Assignment 2: Segmentation with BPE

Deadline: April 13, 2020

This assignment is about morphological segmentation using byte-pair encoding.

Byte-pair encoding (BPE) is a simple and well-known compression technique, which also became popular in recent NLP systems, particularly in machine translation, as a way to reduce the vocabulary size by using sub-word units obtained through BPE. In most NLP tasks, linguistic adequacy of the subword units found by BPE is not very important. In this assignment, our motivation is to see if BPE can generate linguistically meaningful units.

The way BPE works is starting with individual symbols (not necessarily bytes) as units, and iteratively combining the most frequent pair into a single symbol.
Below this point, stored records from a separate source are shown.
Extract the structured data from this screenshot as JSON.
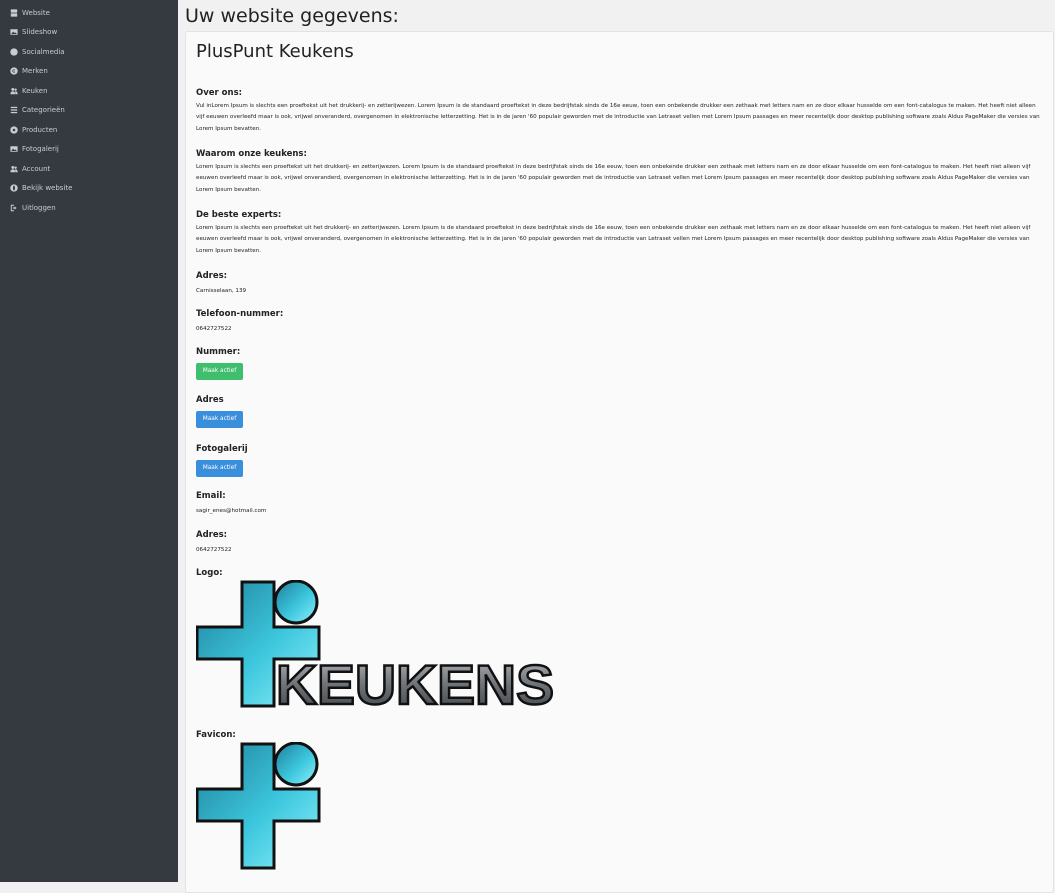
{
  "sidebar": {
    "items": [
      {
        "label": "Website",
        "icon": "server-icon"
      },
      {
        "label": "Slideshow",
        "icon": "image-icon"
      },
      {
        "label": "Socialmedia",
        "icon": "user-circle-icon"
      },
      {
        "label": "Merken",
        "icon": "copyright-icon"
      },
      {
        "label": "Keuken",
        "icon": "users-icon"
      },
      {
        "label": "Categorieën",
        "icon": "list-icon"
      },
      {
        "label": "Producten",
        "icon": "gear-icon"
      },
      {
        "label": "Fotogalerij",
        "icon": "image-icon"
      },
      {
        "label": "Account",
        "icon": "users-icon"
      },
      {
        "label": "Bekijk website",
        "icon": "globe-icon"
      },
      {
        "label": "Uitloggen",
        "icon": "sign-out-icon"
      }
    ]
  },
  "page": {
    "heading": "Uw website gegevens:",
    "site_name": "PlusPunt Keukens"
  },
  "sections": {
    "over_ons": {
      "heading": "Over ons:",
      "text": "Vul inLorem Ipsum is slechts een proeftekst uit het drukkerij- en zetterijwezen. Lorem Ipsum is de standaard proeftekst in deze bedrijfstak sinds de 16e eeuw, toen een onbekende drukker een zethaak met letters nam en ze door elkaar husselde om een font-catalogus te maken. Het heeft niet alleen vijf eeuwen overleefd maar is ook, vrijwel onveranderd, overgenomen in elektronische letterzetting. Het is in de jaren '60 populair geworden met de introductie van Letraset vellen met Lorem Ipsum passages en meer recentelijk door desktop publishing software zoals Aldus PageMaker die versies van Lorem Ipsum bevatten."
    },
    "waarom": {
      "heading": "Waarom onze keukens:",
      "text": "Lorem Ipsum is slechts een proeftekst uit het drukkerij- en zetterijwezen. Lorem Ipsum is de standaard proeftekst in deze bedrijfstak sinds de 16e eeuw, toen een onbekende drukker een zethaak met letters nam en ze door elkaar husselde om een font-catalogus te maken. Het heeft niet alleen vijf eeuwen overleefd maar is ook, vrijwel onveranderd, overgenomen in elektronische letterzetting. Het is in de jaren '60 populair geworden met de introductie van Letraset vellen met Lorem Ipsum passages en meer recentelijk door desktop publishing software zoals Aldus PageMaker die versies van Lorem Ipsum bevatten."
    },
    "experts": {
      "heading": "De beste experts:",
      "text": "Lorem Ipsum is slechts een proeftekst uit het drukkerij- en zetterijwezen. Lorem Ipsum is de standaard proeftekst in deze bedrijfstak sinds de 16e eeuw, toen een onbekende drukker een zethaak met letters nam en ze door elkaar husselde om een font-catalogus te maken. Het heeft niet alleen vijf eeuwen overleefd maar is ook, vrijwel onveranderd, overgenomen in elektronische letterzetting. Het is in de jaren '60 populair geworden met de introductie van Letraset vellen met Lorem Ipsum passages en meer recentelijk door desktop publishing software zoals Aldus PageMaker die versies van Lorem Ipsum bevatten."
    },
    "adres": {
      "heading": "Adres:",
      "value": "Carnisselaan, 139"
    },
    "telefoon": {
      "heading": "Telefoon-nummer:",
      "value": "0642727522"
    },
    "nummer": {
      "heading": "Nummer:",
      "button": "Maak actief",
      "button_color": "#3fbf6e"
    },
    "adres_toggle": {
      "heading": "Adres",
      "button": "Maak actief",
      "button_color": "#3a8fdc"
    },
    "fotogalerij": {
      "heading": "Fotogalerij",
      "button": "Maak actief",
      "button_color": "#3a8fdc"
    },
    "email": {
      "heading": "Email:",
      "value": "sagir_enes@hotmail.com"
    },
    "adres2": {
      "heading": "Adres:",
      "value": "0642727522"
    },
    "logo": {
      "heading": "Logo:",
      "text": "KEUKENS"
    },
    "favicon": {
      "heading": "Favicon:"
    }
  },
  "colors": {
    "sidebar_bg": "#343a40",
    "logo_cyan": "#29b3cc",
    "logo_grey": "#555a60"
  }
}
As a toy example consider the following data set, where we start with words segmented to individual letters.

g o i n g
w o r k i n g
w o r k s
p l a y 
p l a y i n g

In the example above, the most common pairs will be n g and i n. The procedure merges one of these pairs first, crating, say n g, into a complex symbol of ng. Now the most common pair will be i ng, which will be merged as ing. Repeating this procedure without limits will result in and unsegmented vocabulary. The procedure is repeated either a fixed number of times, or until a pre-set vocabulary size is reached. In our exercises we will try to stop the procedure when it does well based on a small gold-standard segmentation.

The task

The task in this assignment is simply implementing the BPE algorithm to segment a word list into subword units. For the evaluation, we will use Morpho Challenge 2010 data sets. You should use the wordslist and the gold-standard segmentation files. We will only use the words, and available gold-standard segmentations. You should ignore the extra information (e.g., morphological categories or frequencies of words) available in the Morpho Challenge data. Here is the suggested procedure:

Randomly split the gold standard segmentations in two equal parts: a development and a test set.
Apply the BPE algorithm to the complete word list (both ‘wordlist’ file and the words in the development/test sets).
At each step in BPE, check whether the boundary F1 score on the development set has improved during the last 10 iterations.
Stop when there are no improvements
Report the best precision, recall and F1 scores on both the development and test sets

You are free to use your favorite programming language for the task, but you may get better feedback if you use a less exotic, more convention programming language.

A note on precision / recall / F1 score in segmentation

Often multiple metrics are used especially in the word segmentation literature. Here, we are interested in boundary scores. That means,

a true positive is a correctly suggested boundary by your method
a false positive is a boundary your method suggests that does not occur in the gold standard,
a false negative is a boundary that exist in the gold-standard segmentation but not suggested by your method It is also common to base the evaluations on correctly identified word (in our case morphs) tokens or or types. You are not required to calculate of report these values.

Further questions

These are not required for the assignment, but thinking on them may be helpful for understanding the problem.

Our setup above is not unsupervised, we need some amount of annotated data to find the “optimum” segmentation. Can we use BPE as a purely unsupervised method? E.g., can you think of an objective function to determine when to stop iterating?
How would you segment a new corpus given you have the vocabulary learned by the BPE algorithm?
Our setup above uses type frequencies. That is, we count the pairs as they occur in the word types, disregarding the frequencies of the words. How would the algorithm perform if we used counts based on the token frequencies. [This is, in fact, an empirical question that you can test if you like.]